The China Securities Regulatory Commission on Sunday announced that it would begin reviewing the listing application of the subsidiary, Foxconn Industrial Internet Co (FII, 富士康工業互聯網).
However, the Chinese commission yesterday approved the application — less than 60 days after Hon Hai Precision’s shareholders in January gave the green light to the listing plan.
FII, with paid-in capital of 17.72 billion yuan (US$2.8 billion), is to hold its A-share initial public offering next month.
The company gained fast-track approval in China as part of Beijing’s plans to promote “unicorn” companies in new economy sectors, such as biotechnology, cloud computing, artificial intelligence and high-end manufacturing, the FSC said.
Beijing is not explicitly aiming to poach Taiwan’s top enterprises to its capital markets, the FSC said.
FII, which is registered in China, is not eligible to seek listing in Taiwan, it said, adding that as of the September quarter last year, it earnings represented only 0.5 percent of Hon Hai’s bottom line.

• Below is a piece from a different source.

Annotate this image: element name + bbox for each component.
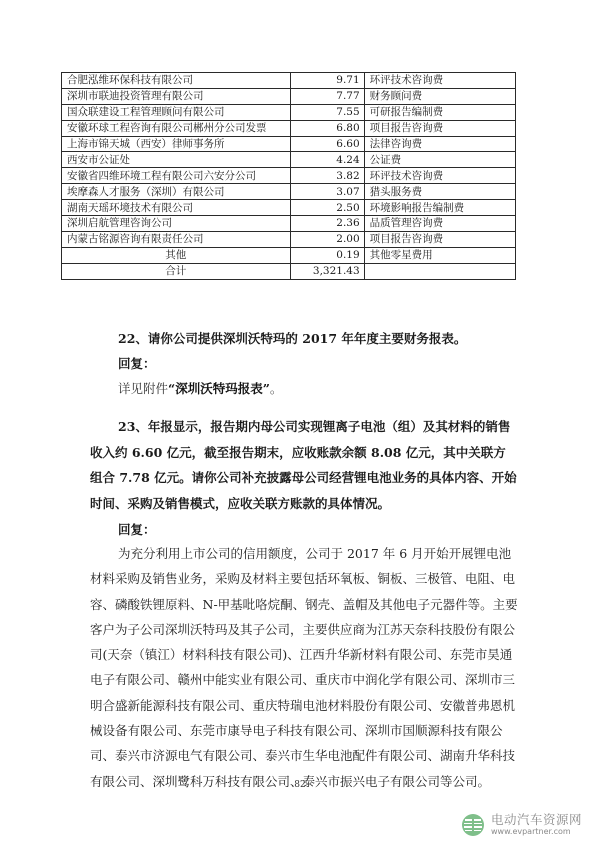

Under tight capital controls imposed by Beijing, Taiwanese subsidiaries based in China can reduce the strain on their parent companies by seeking funding from the Chinese capital market, the FSC said.
While the Chinese market is significantly larger and has more attractive price-to-earnings valuation, Taiwan’s market offers more transparency and lenient capital controls, it said.
The FSC said it has instructed the Taiwan Stock Exchange and the Taipei Exchange to seek opportunities in China and Southeast Asia, as well as to devise alternative listing standards for local businesses.